- Born: Harry Maxwell Mays August 13, 1918 Providence, Rhode Island
- Died: November 16, 2009 (aged 91) Coventry, Rhode Island
- Education: Rhode Island School of Design
- Known for: Painting

= Maxwell Mays =

American painter (1918–2009)

Maxwell Mays (August 13, 1918 - November 16, 2009) was an American painter known for his whimsical depictions of Rhode Island.
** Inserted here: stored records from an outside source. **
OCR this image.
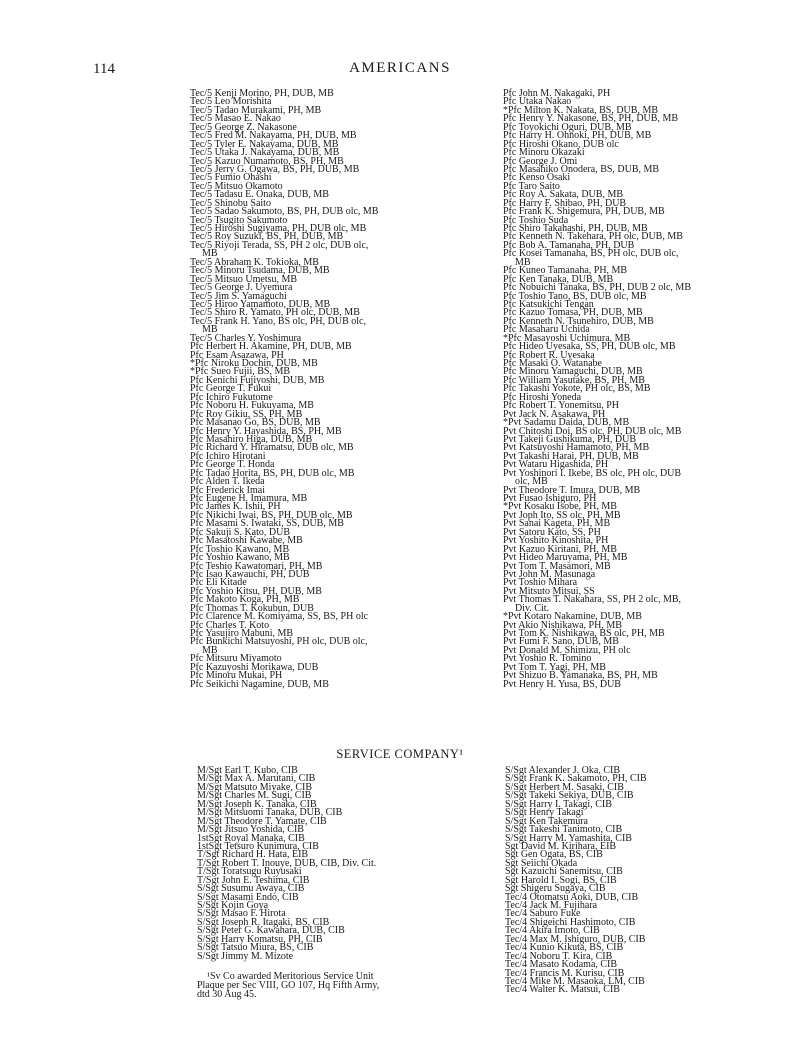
114	AMERICANS
Tec/5 Kenji Morino, PH, DUB, MB
Tec/5 Leo Morishita
Tec/5 Tadao Murakami, PH, MB
Tec/5 Masao E. Nakao
Tec/5 George Z. Nakasone
Tec/5 Fred M. Nakayama, PH, DUB, MB
Tec/5 Tyler E. Nakayama, DUB, MB
Tec/5 Utaka J. Nakayama, DUB, MB
Tec/5 Kazuo Numamoto, BS, PH, MB
Tec/5 Jerry G. Ogawa, BS, PH, DUB, MB
Tec/5 Fumio Ohashi
Tec/5 Mitsuo Okamoto
Tec/5 Tadasu E. Onaka, DUB, MB
Tec/5 Shinobu Saito
Tec/5 Sadao Sakumoto, BS, PH, DUB olc, MB
Tec/5 Tsugito Sakumoto
Tec/5 Hiroshi Sugiyama, PH, DUB olc, MB
Tec/5 Roy Suzuki, BS, PH, DUB, MB
Tec/5 Riyoji Terada, SS, PH 2 olc, DUB olc,
MB
Tec/5 Abraham K. Tokioka, MB
Tec/5 Minoru Tsudama, DUB, MB
Tec/5 Mitsuo Umetsu, MB
Tec/5 George J. Uyemura
Tec/5 Jim S. Yamaguchi
Tec/5 Hiroo Yamamoto, DUB, MB
Tec/5 Shiro R. Yamato, PH olc, DUB, MB
Tec/5 Frank H. Yano, BS olc, PH, DUB olc,
MB
Tec/5 Charles Y. Yoshimura
Pfc Herbert H. Akamine, PH, DUB, MB
Pfc Esam Asazawa, PH
*Pfc Niroku Dochin, DUB, MB
*Pfc Sueo Fujii, BS, MB
Pfc Kenichi Fujiyoshi, DUB, MB
Pfc George T. Fukui
Pfc Ichiro Fukutome
Pfc Noboru H. Fukuyama, MB
Pfc Roy Gikiu, SS, PH, MB
Pfc Masanao Go, BS, DUB, MB
Pfc Henry Y. Hayashida, BS, PH, MB
Pfc Masahiro Higa, DUB, MB
Pfc Richard Y. Hiramatsu, DUB olc, MB
Pfc Ichiro Hirotani
Pfc George T. Honda
Pfc Tadao Horita, BS, PH, DUB olc, MB
Pfc Alden T. Ikeda
Pfc Frederick Imai
Pfc Eugene H. Imamura, MB
Pfc James K. Ishii, PH
Pfc Nikichi Iwai, BS, PH, DUB olc, MB
Pfc Masami S. Iwataki, SS, DUB, MB
Pfc Sakuji S. Kato, DUB
Pfc Masatoshi Kawabe, MB
Pfc Toshio Kawano, MB
Pfc Yoshio Kawano, MB
Pfc Teshio Kawatomari, PH, MB
Pfc Isao Kawauchi, PH, DUB
Pfc Eli Kitade
Pfc Yoshio Kitsu, PH, DUB, MB
Pfc Makoto Koga, PH, MB
Pfc Thomas T. Kokubun, DUB
Pfc Clarence M. Komiyama, SS, BS, PH olc
Pfc Charles T. Koto
Pfc Yasujiro Mabuni, MB
Pfc Bunkichi Matsuyoshi, PH olc, DUB olc,
MB
Pfc Mitsuru Miyamoto
Pfc Kazuyoshi Morikawa, DUB
Pfc Minoru Mukai, PH
Pfc Seikichi Nagamine, DUB, MB
Pfc John M. Nakagaki, PH
Pfc Utaka Nakao
*Pfc Milton K. Nakata, BS, DUB, MB
Pfc Henry Y. Nakasone, BS, PH, DUB, MB
Pfc Toyokichi Oguri, DUB, MB
Pfc Harry H. Ohnoki, PH, DUB, MB
Pfc Hiroshi Okano, DUB olc
Pfc Minoru Okazaki
Pfc George J. Omi
Pfc Masahiko Onodera, BS, DUB, MB
Pfc Kenso Osaki
Pfc Taro Saito
Pfc Roy A. Sakata, DUB, MB
Pfc Harry F. Shibao, PH, DUB
Pfc Frank K. Shigemura, PH, DUB, MB
Pfc Toshio Suda
Pfc Shiro Takahashi, PH, DUB, MB
Pfc Kenneth N. Takehara, PH olc, DUB, MB
Pfc Bob A. Tamanaha, PH, DUB
Pfc Kosei Tamanaha, BS, PH olc, DUB olc,
MB
Pfc Kuneo Tamanaha, PH, MB
Pfc Ken Tanaka, DUB, MB
Pfc Nobuichi Tanaka, BS, PH, DUB 2 olc, MB
Pfc Toshio Tano, BS, DUB olc, MB
Pfc Katsukichi Tengan
Pfc Kazuo Tomasa, PH, DUB, MB
Pfc Kenneth N. Tsunehiro, DUB, MB
Pfc Masaharu Uchida
*Pfc Masayoshi Uchimura, MB
Pfc Hideo Uyesaka, SS, PH, DUB olc, MB
Pfc Robert R. Uyesaka
Pfc Masaki O. Watanabe
Pfc Minoru Yamaguchi, DUB, MB
Pfc William Yasutake, BS, PH, MB
Pfc Takashi Yokote, PH olc, BS, MB
Pfc Hiroshi Yoneda
Pfc Robert T. Yonemitsu, PH
Pvt Jack N. Asakawa, PH
*Pvt Sadamu Daida, DUB, MB
Pvt Chitoshi Doi, BS olc, PH, DUB olc, MB
Pvt Takeji Gushikuma, PH, DUB
Pvt Katsuyoshi Hamamoto, PH, MB
Pvt Takashi Harai, PH, DUB, MB
Pvt Wataru Higashida, PH
Pvt Yoshinori I. Ikebe, BS olc, PH olc, DUB
olc, MB
Pvt Theodore T. Imura, DUB, MB
Pvt Fusao Ishiguro, PH
*Pvt Kosaku Isobe, PH, MB
Pvt Joph Ito, SS olc, PH, MB
Pvt Sanai Kageta, PH, MB
Pvt Satoru Kato, SS, PH
Pvt Yoshito Kinoshita, PH
Pvt Kazuo Kiritani, PH, MB
Pvt Hideo Maruyama, PH, MB
Pvt Tom T. Masamori, MB
Pvt John M. Masunaga
Pvt Toshio Mihara
Pvt Mitsuto Mitsui, SS
Pvt Thomas T. Nakahara, SS, PH 2 olc, MB,
Div. Cit.
*Pvt Kotaro Nakamine, DUB, MB
Pvt Akio Nishikawa, PH, MB
Pvt Tom K. Nishikawa, BS olc, PH, MB
Pvt Fumi F. Sano, DUB, MB
Pvt Donald M. Shimizu, PH olc
Pvt Yoshio R. Tomino
Pvt Tom T. Yagi, PH, MB
Pvt Shizuo B. Yamanaka, BS, PH, MB
Pvt Henry H. Yusa, BS, DUB
SERVICE COMPANY¹
M/Sgt Earl T. Kubo, CIB
M/Sgt Max A. Marutani, CIB
M/Sgt Matsuto Miyake, CIB
M/Sgt Charles M. Sugi, CIB
M/Sgt Joseph K. Tanaka, CIB
M/Sgt Mitsuomi Tanaka, DUB, CIB
M/Sgt Theodore T. Yamate, CIB
M/Sgt Jitsuo Yoshida, CIB
1stSgt Royal Manaka, CIB
1stSgt Tetsuro Kunimura, CIB
T/Sgt Richard H. Hata, EIB
T/Sgt Robert T. Inouye, DUB, CIB, Div. Cit.
T/Sgt Toratsugu Ruyusaki
T/Sgt John E. Teshima, CIB
S/Sgt Susumu Awaya, CIB
S/Sgt Masami Endo, CIB
S/Sgt Kojin Goya
S/Sgt Masao F. Hirota
S/Sgt Joseph R. Itagaki, BS, CIB
S/Sgt Peter G. Kawahara, DUB, CIB
S/Sgt Harry Komatsu, PH, CIB
S/Sgt Tatsuo Miura, BS, CIB
S/Sgt Jimmy M. Mizote
S/Sgt Alexander J. Oka, CIB
S/Sgt Frank K. Sakamoto, PH, CIB
S/Sgt Herbert M. Sasaki, CIB
S/Sgt Takeki Sekiya, DUB, CIB
S/Sgt Harry I. Takagi, CIB
S/Sgt Henry Takagi
S/Sgt Ken Takemura
S/Sgt Takeshi Tanimoto, CIB
S/Sgt Harry M. Yamashita, CIB
Sgt David M. Kirihara, EIB
Sgt Gen Ogata, BS, CIB
Sgt Seiichi Okada
Sgt Kazuichi Sanemitsu, CIB
Sgt Harold I. Sogi, BS, CIB
Sgt Shigeru Sugaya, CIB
Tec/4 Otomatsu Aoki, DUB, CIB
Tec/4 Jack M. Fujihara
Tec/4 Saburo Fuke
Tec/4 Shigeichi Hashimoto, CIB
Tec/4 Akira Imoto, CIB
Tec/4 Max M. Ishiguro, DUB, CIB
Tec/4 Kunio Kikuta, BS, CIB
Tec/4 Noboru T. Kira, CIB
Tec/4 Masato Kodama, CIB
Tec/4 Francis M. Kurisu, CIB
Tec/4 Mike M. Masaoka, LM, CIB
Tec/4 Walter K. Matsui, CIB
¹Sv Co awarded Meritorious Service Unit
Plaque per Sec VIII, GO 107, Hq Fifth Army,
dtd 30 Aug 45.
==Early life and education==
Harry Maxwell Mays was born August 13, 1918, in Providence, Rhode Island to W. Clarke S. Mays Sr and Alice Hill Mays. He was one of three children; he had a brother, W. Clarke S. Mays, Jr., and a sister, Alice Mays Gray. The family was well-to-do, as his father had invented the metal pen clip that was the mainstay of the family business, the Mays Manufacturing Co. As a child, Mays attended Saturday morning art classes at the Rhode Island School of Design. Later, he attended RISD, graduating in 1941.

==Career==
After serving in a map-making unit in Brazil during World War II, Mays returned to Providence, where he began exhibiting his work at local galleries. His first one-man commercial show was at the Ferargil Gallery in New York in 1948. In the ensuing years he became notable for a number of highly successful art shows and magazine covers, including Yankee Magazine, featuring traditional New England scenes, and was a highly sought-after speaker and storyteller. As a successful businessman, he was treasurer of Mays Manufacturing Company, a family business until its sale in the mid-1980s. He was Past President and Director Emeritus of the Providence Art Club where the main gallery is named in his honor. He led the drive for a major restoration of the historic property in the late 1970s.

==Death and afterward==
Maxwell Mays died at his home in the Greene section of Coventry, Rhode Island on November 16, 2009.

==Awards and honors==
Mays received honorary doctorates from Rhode Island College and Johnson & Wales University. He was named an Honorary Rhode Island Commodore in 1986 by governor Edward D. DiPrete. The Rhode Island Audubon Society serve as caretakers of the Maxwell Mays Wildlife Refuge on his farm estate in Coventry, Rhode Island.